The briefing outlines how mandatory independent monitoring of prison conditions and the establishment of an independent complaints mechanism for prisoners will create greater transparency for a prison system that has long relied on secrecy.
Amnesty International’s briefing also urges Myanmar’s lawmakers to introduce provisions in the draft law that will guarantee that minimum standards of health, food, potable water, accommodation, sanitation and hygiene are met. The organization also calls for provisions that address the special needs of juveniles and women and regulate the use of force by prison officials to be added.
At the same time, Amnesty International is recommending that problematic provisions in the draft law be removed. These include, for example, the resort to restraint and prolonged solitary confinement as disciplinary measures.
In the briefing, Amnesty International carries out a detailed legal analysis of the draft law and offers alternative language that will ensure that international standards, including the Nelson Mandela rules that set out a minimum level of humane treatment of all prisoners, are met.

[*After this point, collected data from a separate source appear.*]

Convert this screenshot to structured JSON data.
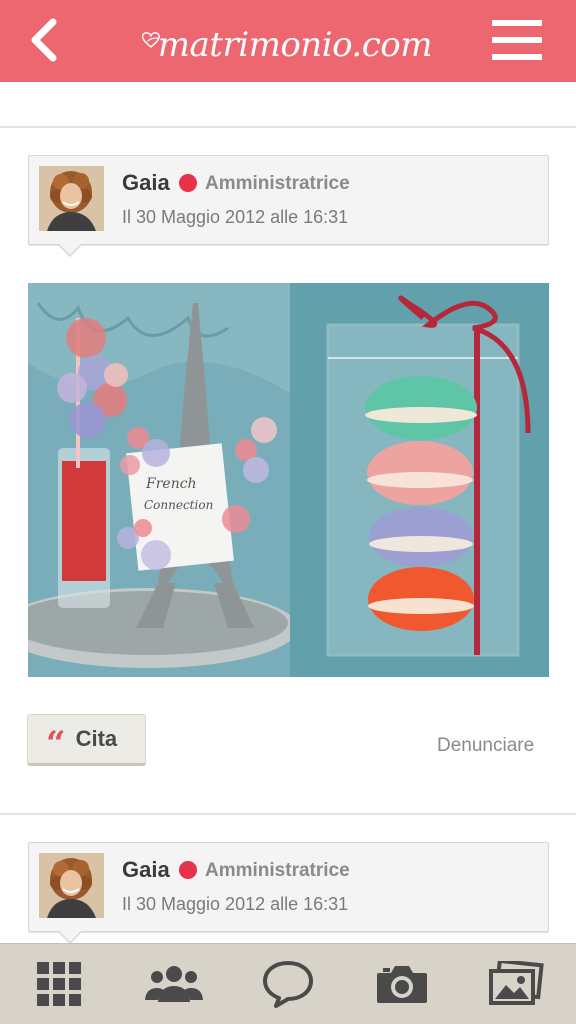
{
  "header": {
    "brand": "matrimonio.com",
    "background": "#ec6770"
  },
  "posts": [
    {
      "author": "Gaia",
      "role": "Amministratrice",
      "date": "Il 30 Maggio 2012 alle 16:31",
      "actions": {
        "cite_label": "Cita",
        "report_label": "Denunciare"
      }
    },
    {
      "author": "Gaia",
      "role": "Amministratrice",
      "date": "Il 30 Maggio 2012 alle 16:31"
    }
  ],
  "tabbar": {
    "items": [
      "grid-icon",
      "users-icon",
      "chat-bubble-icon",
      "camera-icon",
      "photos-icon"
    ]
  },
  "colors": {
    "accent": "#ec6770",
    "online": "#e8324a",
    "tabbar": "#d8d3c9"
  }
}
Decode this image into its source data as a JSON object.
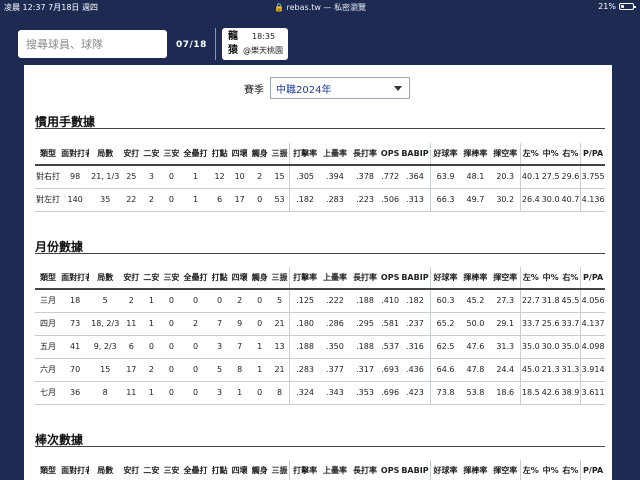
{
  "status_bar": {
    "time_date": "凌晨 12:37   7月18日 週四",
    "url": "🔒 rebas.tw — 私密瀏覽",
    "battery": "21%",
    "battery_level": 0.21
  },
  "header": {
    "search_placeholder": "搜尋球員、球隊",
    "pager": "07/18",
    "game": {
      "team": "龍 猿",
      "time": "18:35",
      "venue": "@樂天桃園"
    }
  },
  "season": {
    "label": "賽季",
    "selected": "中職2024年"
  },
  "columns": [
    "類型",
    "面對打者",
    "局數",
    "安打",
    "二安",
    "三安",
    "全壘打",
    "打點",
    "四壞",
    "觸身",
    "三振",
    "打擊率",
    "上壘率",
    "長打率",
    "OPS",
    "BABIP",
    "好球率",
    "揮棒率",
    "揮空率",
    "左%",
    "中%",
    "右%",
    "P/PA"
  ],
  "sections": {
    "handedness": {
      "title": "慣用手數據",
      "rows": [
        [
          "對右打",
          "98",
          "21, 1/3",
          "25",
          "3",
          "0",
          "1",
          "12",
          "10",
          "2",
          "15",
          ".305",
          ".394",
          ".378",
          ".772",
          ".364",
          "63.9",
          "48.1",
          "20.3",
          "40.1",
          "27.5",
          "29.6",
          "3.755"
        ],
        [
          "對左打",
          "140",
          "35",
          "22",
          "2",
          "0",
          "1",
          "6",
          "17",
          "0",
          "53",
          ".182",
          ".283",
          ".223",
          ".506",
          ".313",
          "66.3",
          "49.7",
          "30.2",
          "26.4",
          "30.0",
          "40.7",
          "4.136"
        ]
      ]
    },
    "monthly": {
      "title": "月份數據",
      "rows": [
        [
          "三月",
          "18",
          "5",
          "2",
          "1",
          "0",
          "0",
          "0",
          "2",
          "0",
          "5",
          ".125",
          ".222",
          ".188",
          ".410",
          ".182",
          "60.3",
          "45.2",
          "27.3",
          "22.7",
          "31.8",
          "45.5",
          "4.056"
        ],
        [
          "四月",
          "73",
          "18, 2/3",
          "11",
          "1",
          "0",
          "2",
          "7",
          "9",
          "0",
          "21",
          ".180",
          ".286",
          ".295",
          ".581",
          ".237",
          "65.2",
          "50.0",
          "29.1",
          "33.7",
          "25.6",
          "33.7",
          "4.137"
        ],
        [
          "五月",
          "41",
          "9, 2/3",
          "6",
          "0",
          "0",
          "0",
          "3",
          "7",
          "1",
          "13",
          ".188",
          ".350",
          ".188",
          ".537",
          ".316",
          "62.5",
          "47.6",
          "31.3",
          "35.0",
          "30.0",
          "35.0",
          "4.098"
        ],
        [
          "六月",
          "70",
          "15",
          "17",
          "2",
          "0",
          "0",
          "5",
          "8",
          "1",
          "21",
          ".283",
          ".377",
          ".317",
          ".693",
          ".436",
          "64.6",
          "47.8",
          "24.4",
          "45.0",
          "21.3",
          "31.3",
          "3.914"
        ],
        [
          "七月",
          "36",
          "8",
          "11",
          "1",
          "0",
          "0",
          "3",
          "1",
          "0",
          "8",
          ".324",
          ".343",
          ".353",
          ".696",
          ".423",
          "73.8",
          "53.8",
          "18.6",
          "18.5",
          "42.6",
          "38.9",
          "3.611"
        ]
      ]
    },
    "batting_order": {
      "title": "棒次數據",
      "rows": []
    }
  }
}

“Our briefing is designed to help lawmakers with their task. We welcome the spirit behind the new draft prison law, which will replace laws that are more than a century old and have no place in a modern, rights-respecting society. The recommendations we have made are there to help Myanmar break with a tradition of appalling prison practices and move towards a prison system that is focused on rehabilitation which treats detainees humanely.” said Rafendi Djamin.
In July 2015 a draft Prisons Law was introduced in Myanmar’s Parliament, with the objective to “safeguard peace in the community and the rule of law”; prevent “repeat offending”; and provide for the rehabilitation of prisoners with a view to their release. The draft Prisons Law is set to replace Myanmar’s outdated legal framework on prison conditions by repealing the 1894 Prisons Act, the 1900 Prisoners Act and the 1920 Identification of Prisoners Act. As far as Amnesty International is aware the draft law was sent back by Parliament to the Ministry of Home Affairs to be amended.
The draft Prisons Law is listed among the priority laws identified by the Commission for the Assessment of Legal Affairs and Special Issues.